A man lies on his belly in the shape of a cross. Another man, naked, hangs over him, dangling nearly cruciform from a horizontal pole. The naked man descends, walks to the other’s head and slowly squats. The prone man rises, revealing that he has a horse’s tail. The two men merge into the form of a centaur.
This is the arresting opening of “Jamelgos,” a work by the Mexican choreographer Diego Vega Solorza that had its world premiere at the Joyce Theater on Tuesday as part of Limón Dance Company’s early start on its 80th anniversary season. (The company was founded in 1946.)

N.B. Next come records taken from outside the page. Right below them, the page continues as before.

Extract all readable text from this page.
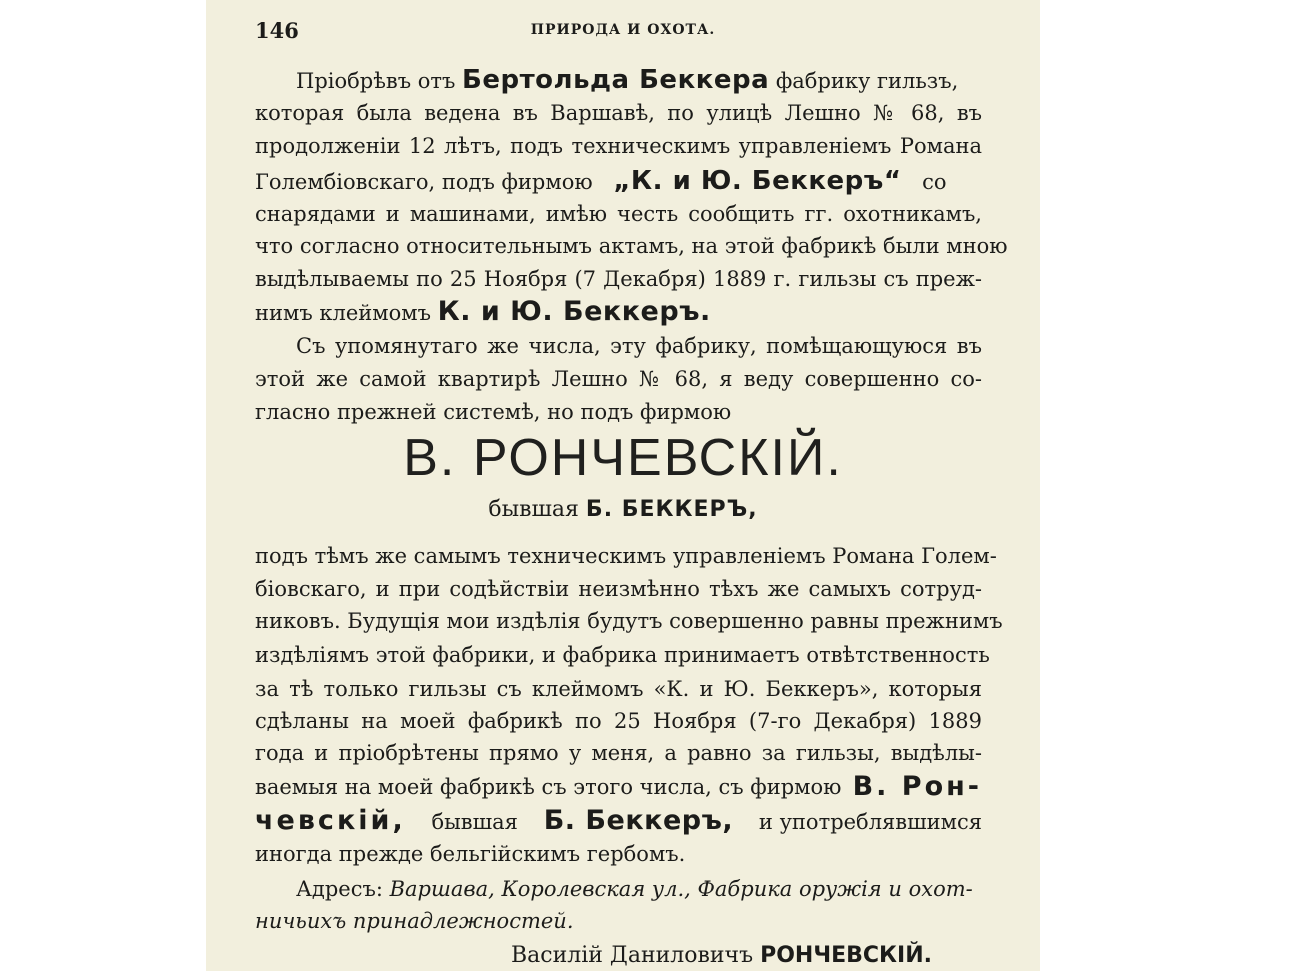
146	ПРИРОДА И ОХОТА.

Пріобрѣвъ отъ Бертольда Беккера фабрику гильзъ,

которая была ведена въ Варшавѣ, по улицѣ Лешно № 68, въ

продолженіи 12 лѣтъ, подъ техническимъ управленіемъ Романа

Голембіовскаго, подъ фирмою „К. и Ю. Беккеръ“ со

снарядами и машинами, имѣю честь сообщить гг. охотникамъ,

что согласно относительнымъ актамъ, на этой фабрикѣ были мною

выдѣлываемы по 25 Ноября (7 Декабря) 1889 г. гильзы съ преж-

нимъ клеймомъ К. и Ю. Беккеръ.

Съ упомянутаго же числа, эту фабрику, помѣщающуюся въ

этой же самой квартирѣ Лешно № 68, я веду совершенно со-

гласно прежней системѣ, но подъ фирмою

В. РОНЧЕВСКІЙ.
бывшая Б. БЕККЕРЪ,

подъ тѣмъ же самымъ техническимъ управленіемъ Романа Голем-

біовскаго, и при содѣйствіи неизмѣнно тѣхъ же самыхъ сотруд-

никовъ. Будущія мои издѣлія будутъ совершенно равны прежнимъ

издѣліямъ этой фабрики, и фабрика принимаетъ отвѣтственность

за тѣ только гильзы съ клеймомъ «К. и Ю. Беккеръ», которыя

сдѣланы на моей фабрикѣ по 25 Ноября (7-го Декабря) 1889

года и пріобрѣтены прямо у меня, а равно за гильзы, выдѣлы-

ваемыя на моей фабрикѣ съ этого числа, съ фирмою В. Рон-

чевскій, бывшая Б. Беккеръ, и употреблявшимся

иногда прежде бельгійскимъ гербомъ.

Адресъ: Варшава, Королевская ул., Фабрика оружія и охот-

ничьихъ принадлежностей.

Василій Даниловичъ РОНЧЕВСКІЙ.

The opening is arresting especially for its potential connections to the work of José Limón, whose dances had an ambivalent attitude toward Catholic iconography and often focused on a power struggle between two men. That Vega Solorza, well known in his country but not here, is from the same region of Mexico as the Americanized Limón is the kind of resonance that a legacy company looks for when trying to freshen its repertory.
The rest of “Jamelgos,” alas, is a disappointment. Out of fog more dancers emerge, with white ponytails on their heads and rears. (“Jamelgos” is slang for emaciated horses.) They wear hooded leather jerkins that expose their midriffs and upper thighs. In a series of fade-in-fade-out scenes, they swish their tails in bands of light and strike martial poses in fast and slow motion.
Last year, Vega Solorza sold props and costumes from his works at Art Basel Miami Beach, and those for “Jamelgos” (by Julio César Delgado) have a fetishistic allure. It’s the choreography that’s lacking. You might think there’s nothing worse than boring, joyless depictions of group sex, but then strobe lights start flashing.
In a program note, Vega Solorza presents all this as a rebellion against fixed ideas of masculine strength. But a rebellion in dance requires more kinetic imagination. That goes for revivals, too. On this program, “Jamelgos” is paired with a new production of Limón’s “The Emperor Jones” (1956) that seeks to downplay race and dial up homoerotic subtext. Such re-examinations of the company’s classics are permissible, even necessary, yet this one doesn’t come to life.
“The Emperor Jones” is based on Eugene O’Neill’s 1920 play about a Pullman porter who convinces the people of a Caribbean island to make him emperor. This revival changes the setting to an urban one, outfits its protagonist with a fedora and exchanges his throne for an outsized leather armchair. The intended effect, I think, is to evoke film versions of “Scarface,” but the giant chair makes Jones (Johnson Guo) look more like a boy playing dress up.
Jones is a pretender, yes, but he nevertheless needs believable prowess and physical charisma. In the film of Limón in the role, the choreographer conveys a prideful pleasure in motion that Guo’s performance misses, the shading that creates character.
I was concerned that an amplification of subtext would make Limón’s work, not the most subtle to begin with, unbearably broad. And this production does overemphasize the gun hanging between Jones’s legs to a cartoonish degree. But I would have welcomed more homoerotic tension between Guo and Joey Columbus as the manipulating Man in White (originally the White Man). Any kind of tension would have helped. For all its updating, the production feels dutiful, not fully inhabited.
Dante Puleio, the Limón company’s artistic director, is clearly trying to shake up the troupe’s fusty image. More power to him. Relevance matters to the survival of institutions like this. Fully imagined and embodied dancing matters more, though.
Limón Dance Company
Through Sunday at the Joyce Theater; joyce.org.